Je referme vite la porte et m'écroule contre celle-ci. J’entends Peter râler et une infirmière intervient, en lui demandant de déguerpir et de me laisser tranquille. Je les entends s’éloigner. Une terrible colère monte en moi. Je ne suis pas capable de dire quelques mots d’affilés. Je sais juste bégayer à chaque fois que l’on me parle. Je me relève et fait les 100 pas dans ma chambre. Je recommence à respirer, mais ça ne me calme pas. C’est même le contraire. Sans vraiment le contrôler et avant que j’ai le temps de réfléchir, mon poing a tapé contre un cadre. J’observe ma main. Elle est en sang. Je tremble. Je reste debout, au milieu des bouts de verres. Deux infirmières se précipitent dans ma chambre et l’une d’elle m’emmène à l’infirmerie.
— Que s’est-il passé, Soraya ?
— Rien, ça va, grommelé-je.
L’infirmière se pose à genou devant moi. Son regard me dit “je sais que tu mens, dis moi tout”.
— Ce genre de chose ne t’est encore jamais arrivée en 3 semaines. J’ai vu Peter devant ta chambre avant que tu tapes. Il s’est passé quelque chose avec lui ?

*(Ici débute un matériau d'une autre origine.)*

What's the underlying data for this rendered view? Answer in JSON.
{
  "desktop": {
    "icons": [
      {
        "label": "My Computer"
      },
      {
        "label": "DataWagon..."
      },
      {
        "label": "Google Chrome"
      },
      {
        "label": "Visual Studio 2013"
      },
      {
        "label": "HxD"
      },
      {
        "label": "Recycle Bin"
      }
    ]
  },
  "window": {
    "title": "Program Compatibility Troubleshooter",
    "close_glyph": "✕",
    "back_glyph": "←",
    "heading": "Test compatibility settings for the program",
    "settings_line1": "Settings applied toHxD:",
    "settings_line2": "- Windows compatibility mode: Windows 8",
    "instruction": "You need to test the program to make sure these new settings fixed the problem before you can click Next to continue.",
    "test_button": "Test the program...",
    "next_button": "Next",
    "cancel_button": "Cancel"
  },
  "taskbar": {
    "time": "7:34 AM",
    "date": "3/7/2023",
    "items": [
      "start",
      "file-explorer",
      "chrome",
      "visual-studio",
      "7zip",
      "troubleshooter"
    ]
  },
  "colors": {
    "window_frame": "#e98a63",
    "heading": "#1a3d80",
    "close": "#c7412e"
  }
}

— C’est juste que je suis incapable d’aligner 3 mots. Il a commencé à me parler de la nouvelle. Il voulais que je parie sur sa venue. J’ai pas su répondre et je lui ais claqué la porte au nez. Je suis vraiment débile.

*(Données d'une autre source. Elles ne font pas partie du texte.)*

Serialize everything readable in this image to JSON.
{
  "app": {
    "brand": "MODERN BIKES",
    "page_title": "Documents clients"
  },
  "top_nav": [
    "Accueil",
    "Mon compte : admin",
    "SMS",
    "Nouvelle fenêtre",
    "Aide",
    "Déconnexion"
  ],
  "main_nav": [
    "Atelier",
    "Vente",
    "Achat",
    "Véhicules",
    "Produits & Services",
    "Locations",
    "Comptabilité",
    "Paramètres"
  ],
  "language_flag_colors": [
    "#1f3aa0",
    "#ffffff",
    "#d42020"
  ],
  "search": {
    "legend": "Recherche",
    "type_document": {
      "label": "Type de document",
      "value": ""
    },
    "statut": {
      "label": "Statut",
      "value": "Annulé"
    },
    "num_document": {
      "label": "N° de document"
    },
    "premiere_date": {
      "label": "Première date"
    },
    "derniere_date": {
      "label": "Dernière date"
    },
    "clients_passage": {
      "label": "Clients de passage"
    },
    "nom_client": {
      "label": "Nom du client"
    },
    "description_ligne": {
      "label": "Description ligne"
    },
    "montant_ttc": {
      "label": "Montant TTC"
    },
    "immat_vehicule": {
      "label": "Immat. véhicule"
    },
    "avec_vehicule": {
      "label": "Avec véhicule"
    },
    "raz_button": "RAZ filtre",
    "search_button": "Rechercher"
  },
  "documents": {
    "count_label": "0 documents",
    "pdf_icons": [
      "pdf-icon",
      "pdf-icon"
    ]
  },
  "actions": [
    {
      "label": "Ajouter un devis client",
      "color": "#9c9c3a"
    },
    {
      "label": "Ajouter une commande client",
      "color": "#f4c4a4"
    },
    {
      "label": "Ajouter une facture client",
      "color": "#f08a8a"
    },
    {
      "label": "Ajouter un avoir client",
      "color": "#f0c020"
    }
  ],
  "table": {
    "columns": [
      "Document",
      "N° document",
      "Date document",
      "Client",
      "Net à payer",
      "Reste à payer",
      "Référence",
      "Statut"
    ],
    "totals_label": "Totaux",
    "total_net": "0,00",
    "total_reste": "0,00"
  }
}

Je commence à pleurer et à remonter en pression.
— Soraya, écoute-moi. Tu n’est pas débile. Tu as des difficultés à discuter avec les autres et c’est normal après ce qu’il t’est arrivé. Mais tu as fait d’énormes progrès en 3 semaines. Alors, oui, le chemin va être long mais tu vas y arriver. J’aimerais être aussi courageuse que toi. Tu veux que j’appelle Magalie ou le docteur Martins.

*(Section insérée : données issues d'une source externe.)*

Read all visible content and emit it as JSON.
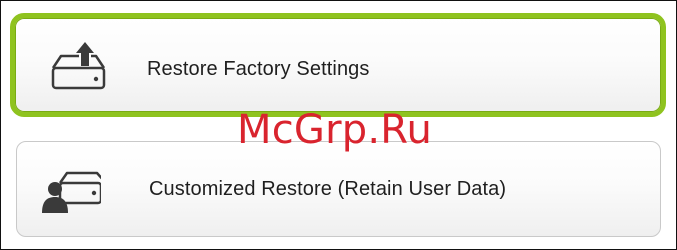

Je lui fais un non de la tête. J’ai envie de voir personne. Elle marque une pause et termine de me désinfecter la main.
— Tu as juste quelques égratignures, rien de grave. En attendant que ta chambre soit propre, tu dormiras avec Emma cette nuit. Elle n’est pas bavarde, ne t’inquiète pas.
Mon regard se remplit d’inquiétude. Je ne vais pas le supporter. La nuit, c’est le seul moment ou je peux vraiment être seule. Je ne vais pas y arriver.
— Ne t’inquiètes pas. Ça va bien se passer et si tu ne te sens pas bien, tu peux passer nous voir. Pour le moment, ça te dérange d’aller dans la salle TV. Je crois qu’il n’y a que Camille. Je vais te chercher ce qu’il te faut pour cette nuit.
— Je peux y aller, tu sais, lui dis-je, en ayant repris mes esprit.
— Bien essayé mais c’est non. C’est plein de bouts de verres et je ne veux pas que tu en prennes un. Je vais y aller.
Je quitte l’infirmerie et me dirige vers la salle TV ou il n’y a, effectivement, que Camille qui compte les crayons. Je l’est toujours trouvé assez étrange. Annabelle m’a dit que c’était un génie mais j’ai du mal à y croire. Au moins, il n’essaie pas de me faire la conversation.
Je m’assois sur le canapé et mon cerveau commence son activité favorite, me torturer en pensant. Je réfléchis à ce que j’ai fais. Je m’en veux tellement. J’aurais pas dû taper dans ce cadre. J’aurais dû prendre un bout de verre avant que les infirmières n’arrivent. J’aurais pu me couper et aller mieux, pendant quelques temps. Mais ça m’aurais valu l’isolement. Je décide de me lever du canapé et de regarder le planning de mes activités de cette semaine, pour essayer de me changer les idées. Demain, c’est art-thérapie avec Magalie et la psychologue. Magalie est mon infirmière référente. C’est vers elle que je dois me tourner si je veux voir la psychologue en dehors de mes rendez-vous où si j’ai un problème. C’est mon ange gardien en quelque sorte.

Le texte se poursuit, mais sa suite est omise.